You can use Beyond Compare as external diff tool for hg. Add to/change your user mercurial.ini as:
[extdiff]
cmd.vdiff = c:/path/to/BCompare.exe
Then get Beyond Compare file viewer rule for docx.
Now you should be able to compare two versions of docx in Beyond Compare.
This article outlines the solution for Docx using Pandoc
While this post outlines solution for PDF using pdf2html.
Only for docx, I compiled instructions for multiple places here: https://gist.github.com/nachocab/6429893
# download docx2txt by Sandeep Kumar
wget -O docx2txt.pl http://www.cs.indiana.edu/~kinzler/home/binp/docx2txt
# make a wrapper
echo '#!/bin/bash
docx2txt.pl $1 -' > docx2txt
chmod +x docx2txt
# make sure docx2txt.pl and docx2txt are your current PATH. Here's a guide
http://shapeshed.com/using_custom_shell_scripts_on_osx_or_linux/
mv docx2txt docx2txt.pl ~/bin/
# set .gitattributes (unfortunately I don't this can't be set by default, you have to create it for every project)

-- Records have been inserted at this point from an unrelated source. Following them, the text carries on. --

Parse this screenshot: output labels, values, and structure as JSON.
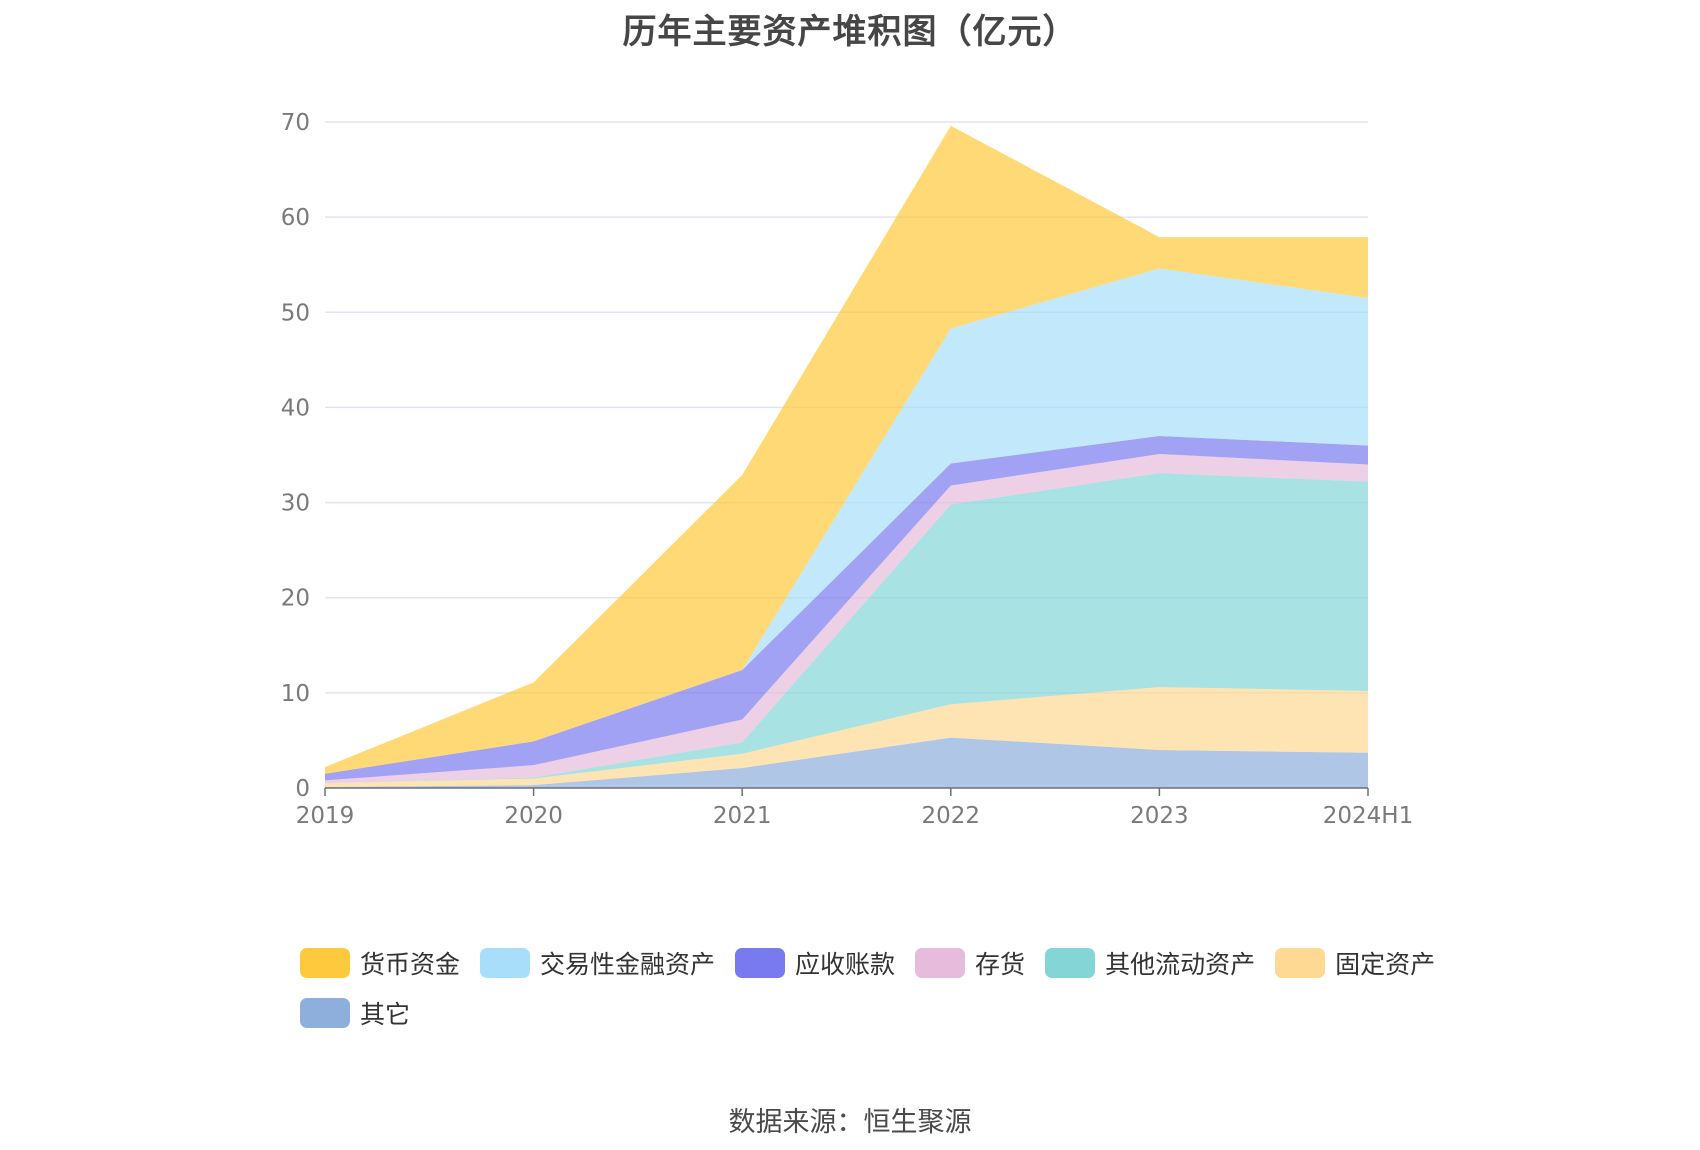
{
  "title": "历年主要资产堆积图（亿元）",
  "source": "数据来源：恒生聚源",
  "chart_data": {
    "type": "area",
    "stacked": true,
    "categories": [
      "2019",
      "2020",
      "2021",
      "2022",
      "2023",
      "2024H1"
    ],
    "ylim": [
      0,
      70
    ],
    "yticks": [
      0,
      10,
      20,
      30,
      40,
      50,
      60,
      70
    ],
    "grid": true,
    "legend_position": "bottom",
    "series": [
      {
        "name": "其它",
        "color": "#8eaedb",
        "values": [
          0.1,
          0.3,
          2.1,
          5.3,
          4.0,
          3.7
        ]
      },
      {
        "name": "固定资产",
        "color": "#fed993",
        "values": [
          0.4,
          0.7,
          1.5,
          3.5,
          6.6,
          6.5
        ]
      },
      {
        "name": "其他流动资产",
        "color": "#84d6d6",
        "values": [
          0.0,
          0.1,
          1.2,
          21.0,
          22.5,
          22.0
        ]
      },
      {
        "name": "存货",
        "color": "#e6bbdb",
        "values": [
          0.3,
          1.3,
          2.4,
          2.0,
          2.0,
          1.8
        ]
      },
      {
        "name": "应收账款",
        "color": "#7a7af0",
        "values": [
          0.7,
          2.5,
          5.2,
          2.3,
          1.9,
          2.0
        ]
      },
      {
        "name": "交易性金融资产",
        "color": "#a8def9",
        "values": [
          0.0,
          0.0,
          0.0,
          14.2,
          17.6,
          15.5
        ]
      },
      {
        "name": "货币资金",
        "color": "#fec93c",
        "values": [
          0.7,
          6.2,
          20.5,
          21.3,
          3.3,
          6.4
        ]
      }
    ],
    "legend_order": [
      "货币资金",
      "交易性金融资产",
      "应收账款",
      "存货",
      "其他流动资产",
      "固定资产",
      "其它"
    ]
  }
}
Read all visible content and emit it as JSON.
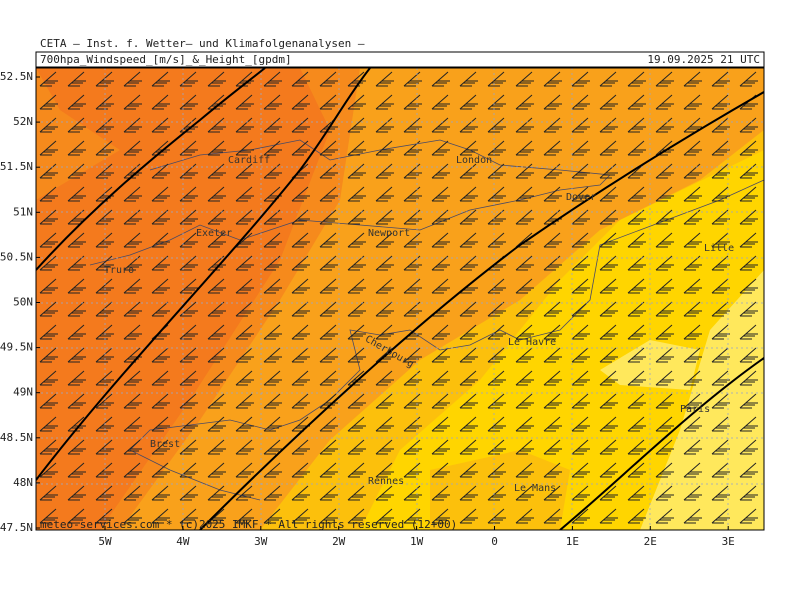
{
  "header": {
    "title": "CETA — Inst. f. Wetter— und Klimafolgenanalysen —",
    "subtitle": "700hpa_Windspeed_[m/s]_&_Height_[gpdm]",
    "valid_time": "19.09.2025 21 UTC"
  },
  "axes": {
    "lat_labels": [
      "52.5N",
      "52N",
      "51.5N",
      "51N",
      "50.5N",
      "50N",
      "49.5N",
      "49N",
      "48.5N",
      "48N",
      "47.5N"
    ],
    "lon_labels": [
      "5W",
      "4W",
      "3W",
      "2W",
      "1W",
      "0",
      "1E",
      "2E",
      "3E"
    ]
  },
  "places": [
    "Cardiff",
    "London",
    "Dover",
    "Exeter",
    "Newport",
    "Truro",
    "Lille",
    "Le Havre",
    "Cherbourg",
    "Paris",
    "Brest",
    "Rennes",
    "Le Mans"
  ],
  "footer": "meteo-services.com * (c)2025 IMKF * All rights reserved (12+00)"
}
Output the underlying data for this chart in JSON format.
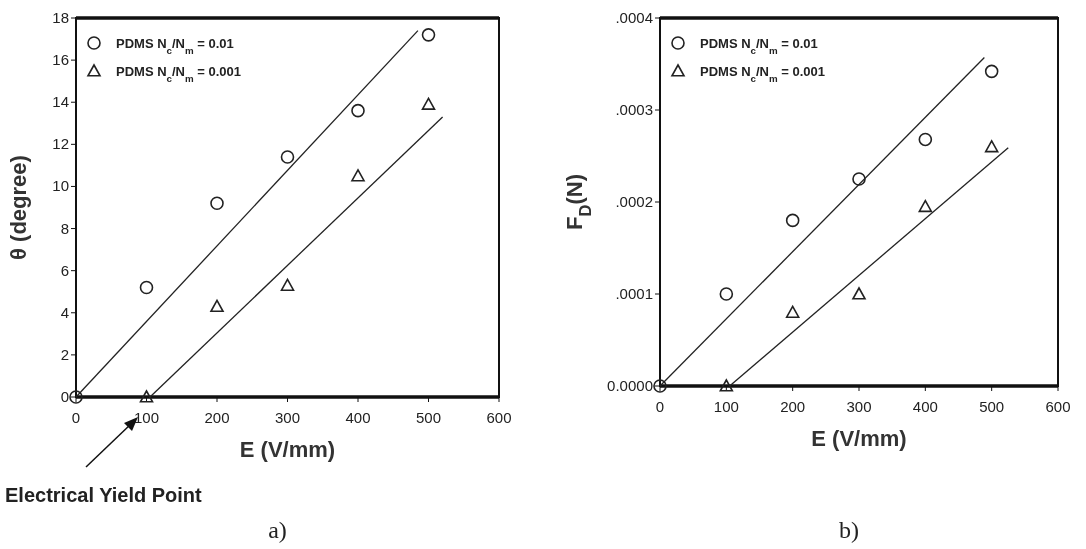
{
  "chart_data": [
    {
      "type": "scatter",
      "xlabel": "E (V/mm)",
      "ylabel": "θ (degree)",
      "xlim": [
        0,
        600
      ],
      "ylim": [
        0,
        18
      ],
      "xticks": [
        0,
        100,
        200,
        300,
        400,
        500,
        600
      ],
      "yticks": [
        0,
        2,
        4,
        6,
        8,
        10,
        12,
        14,
        16,
        18
      ],
      "legend": "top left",
      "grid": false,
      "series": [
        {
          "name": "PDMS N$_{c}$/N$_{m}$ = 0.01",
          "color": "#222222",
          "marker": "circle",
          "x": [
            0,
            100,
            200,
            300,
            400,
            500
          ],
          "values": [
            0,
            5.2,
            9.2,
            11.4,
            13.6,
            17.2
          ]
        },
        {
          "name": "PDMS N$_{c}$/N$_{m}$ = 0.001",
          "color": "#222222",
          "marker": "triangle",
          "x": [
            100,
            200,
            300,
            400,
            500
          ],
          "values": [
            0,
            4.3,
            5.3,
            10.5,
            13.9
          ]
        },
        {
          "type": "line",
          "color": "#222222",
          "marker": "none",
          "line_style": "solid",
          "x": [
            0,
            485
          ],
          "values": [
            0,
            17.4
          ]
        },
        {
          "type": "line",
          "color": "#222222",
          "marker": "none",
          "line_style": "solid",
          "x": [
            105,
            520
          ],
          "values": [
            0,
            13.3
          ]
        }
      ],
      "title": "a)",
      "annotations": [
        "Electrical Yield Point"
      ]
    },
    {
      "type": "scatter",
      "xlabel": "E (V/mm)",
      "ylabel": "F$_{D}$(N)",
      "xlim": [
        0,
        600
      ],
      "ylim": [
        0,
        0.0004
      ],
      "xticks": [
        0,
        100,
        200,
        300,
        400,
        500,
        600
      ],
      "yticks": [
        {
          "value": 0,
          "label": "0.0000"
        },
        {
          "value": 0.0001,
          "label": ".0001"
        },
        {
          "value": 0.0002,
          "label": ".0002"
        },
        {
          "value": 0.0003,
          "label": ".0003"
        },
        {
          "value": 0.0004,
          "label": ".0004"
        }
      ],
      "legend": "top left",
      "grid": false,
      "series": [
        {
          "name": "PDMS N$_{c}$/N$_{m}$ = 0.01",
          "color": "#222222",
          "marker": "circle",
          "x": [
            0,
            100,
            200,
            300,
            400,
            500
          ],
          "values": [
            0,
            0.0001,
            0.00018,
            0.000225,
            0.000268,
            0.000342
          ]
        },
        {
          "name": "PDMS N$_{c}$/N$_{m}$ = 0.001",
          "color": "#222222",
          "marker": "triangle",
          "x": [
            100,
            200,
            300,
            400,
            500
          ],
          "values": [
            0,
            8e-05,
            0.0001,
            0.000195,
            0.00026
          ]
        },
        {
          "type": "line",
          "color": "#222222",
          "marker": "none",
          "line_style": "solid",
          "x": [
            0,
            489
          ],
          "values": [
            0,
            0.000357
          ]
        },
        {
          "type": "line",
          "color": "#222222",
          "marker": "none",
          "line_style": "solid",
          "x": [
            105,
            525
          ],
          "values": [
            0,
            0.000259
          ]
        }
      ],
      "title": "b)"
    }
  ]
}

echo "*.docx diff=word" > .git/info/attributes
# add the following to ~/.gitconfig
[diff "word"]
binary = true
textconv = docx2txt
# add a new alias
[alias]
wdiff = diff --color-words
# try it
git init
# create my_file.docx, add some content
git add my_file.docx
git commit -m "Initial commit"
# change something in my_file.docx
git wdiff my_file.docx
# awesome!
It works great on OSX
If you happen to use a Mac, I wrote a git merge driver that can use Microsoft Word and tracked changes to merge and show conflicts between any file types Word can read & write.
http://github.com/jasmas/wordMerge
I say 'if you happen to use a Mac' because the driver I wrote uses AppleScript, primarily to accomplish this task.
It'd be nice to add a vbscript version to the project, but at the moment I don't have a Windows environment for testing. Anyone with some basic scripting knowledge should be able to take a look at what I'm doing and duplicate it in vbscript, powershell or whatever on Windows.
I used SVN (yes, in 2020 :-)) with TortoiseSVN on Windows. It has a built-in function to compare DOCX files (it opens Microsoft Word in a mode where your screen is divided into four parts: the file after the changes, before the changes, with changes highlighted and a list of changes). Screenshot below (sorry for the Polish version of MS Word). I also checked TortoiseGIT and it also has this functionality. I've read that TortoiseHG has it as well.